I've had it, this RAID 5 thing is driving me nuts! When I went to training, the Navision trainer (someone who actually was one of THE Navision developers in the US) told us that RAID 5 was the cause of database corruption, and was a performance killer in every case, so it is bad to use this. Since then I have tried and failed to get official documentation on this. It appears that database corruption due to RAID 5 is an urban legend, as far as I can tell it never happened.
Now what I am hearing is that over the years RAID 5 (the hardware kind) has improved to such extent that it has become the preferred RAID level for small NAV implementations (up to 30-40 users). This is according to every hardware guy I ever talked to, and it is apparently the official recommendation by the Microsoft Business Systems Architecture group, which is supposedly THE place to go for Microsoft hardware recommendations.
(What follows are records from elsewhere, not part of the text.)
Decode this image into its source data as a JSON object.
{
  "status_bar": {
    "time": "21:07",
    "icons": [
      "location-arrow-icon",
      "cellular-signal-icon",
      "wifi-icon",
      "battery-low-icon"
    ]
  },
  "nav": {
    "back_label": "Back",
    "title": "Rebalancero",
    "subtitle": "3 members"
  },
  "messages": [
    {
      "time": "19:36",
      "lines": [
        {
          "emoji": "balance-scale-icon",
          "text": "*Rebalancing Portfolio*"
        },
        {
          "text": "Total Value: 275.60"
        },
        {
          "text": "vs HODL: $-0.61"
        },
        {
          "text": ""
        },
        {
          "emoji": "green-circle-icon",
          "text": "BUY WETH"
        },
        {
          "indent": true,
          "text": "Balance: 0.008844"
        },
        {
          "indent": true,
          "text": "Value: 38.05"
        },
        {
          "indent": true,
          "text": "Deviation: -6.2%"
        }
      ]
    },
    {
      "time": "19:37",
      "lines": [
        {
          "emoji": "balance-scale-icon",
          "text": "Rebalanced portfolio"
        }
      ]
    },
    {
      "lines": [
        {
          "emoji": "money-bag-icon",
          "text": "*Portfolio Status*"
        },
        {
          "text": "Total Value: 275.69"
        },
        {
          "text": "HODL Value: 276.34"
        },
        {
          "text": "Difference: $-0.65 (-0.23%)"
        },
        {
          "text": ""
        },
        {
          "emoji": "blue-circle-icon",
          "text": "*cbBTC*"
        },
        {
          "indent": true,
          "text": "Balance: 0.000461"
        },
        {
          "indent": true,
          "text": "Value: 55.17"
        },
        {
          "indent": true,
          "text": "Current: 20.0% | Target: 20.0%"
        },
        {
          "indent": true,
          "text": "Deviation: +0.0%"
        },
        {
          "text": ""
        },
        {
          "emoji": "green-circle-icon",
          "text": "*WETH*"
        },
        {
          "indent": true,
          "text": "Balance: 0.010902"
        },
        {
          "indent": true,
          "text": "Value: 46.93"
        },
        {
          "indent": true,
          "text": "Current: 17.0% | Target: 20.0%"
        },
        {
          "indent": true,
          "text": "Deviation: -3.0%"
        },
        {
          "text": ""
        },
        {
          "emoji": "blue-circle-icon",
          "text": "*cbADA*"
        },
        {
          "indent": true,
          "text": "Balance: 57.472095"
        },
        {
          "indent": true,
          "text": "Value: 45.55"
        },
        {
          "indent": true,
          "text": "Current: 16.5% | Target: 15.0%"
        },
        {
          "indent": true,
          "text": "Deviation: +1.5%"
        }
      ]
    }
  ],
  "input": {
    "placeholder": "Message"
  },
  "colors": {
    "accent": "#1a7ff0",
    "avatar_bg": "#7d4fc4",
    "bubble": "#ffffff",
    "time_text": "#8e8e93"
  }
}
Since there doesn't seem to be any documentation supporting the database corruption, and there is no official benchmark document either (at least not that MSFT is willing to share), I am most often not able to win the argument not to use RAID 5. And to top it all off, I have seen very impressive performance on this RAID level, so I am about to go to the dark side and accept RAID 5 as an acceptable setup. If both Microsoft and just about every hardware guy is recommending RAID 5 for NAV, then how are we supposed to be credible when we say it is not the right setup?
What I would like to see from MSFT is a white paper dedicated to RAID 5 and NAV specifically. I want to know the definitive answer as to if and to what extent RAID 5 can be used. The Microsoft Business Systems Architecture group is recommending RAID 5 for small setups (they are saying that this is preferred over any other RAID set up for implementations to up to 30-40 users), and I am losing arguments with customers as a result. There has to be a cutoff point that they know about, and they must have done some knd of testing to come to that number, and I would like to read actual documentation.
I would like to read about all the ins and outs, all the advantages and disadvantages, where a break even point or cutover point is for this RAID level. There seems to be a difference between software RAID and hardware RAID, and I want to know which one is OK for NAV.
Feel free to add to this thread, I've been rambling too long now anyway
. Maybe if we would all ask for this, then they may feel some pressure and actually share some information about this.
Comments
I understand that it is impossible to test every posiisble scenario from MSFT side, but how are WE supposed to do that. Unfortunatelly sometimes it looks like "lets get the product our, see how it works in real life and we will document it". So WE are the ones who are testing different scenarious and providing MSFT with results. Is it supposed to be other way around?
Oleg
It is a great way to provide reliability to small sites who do not have a big IT infrastucture.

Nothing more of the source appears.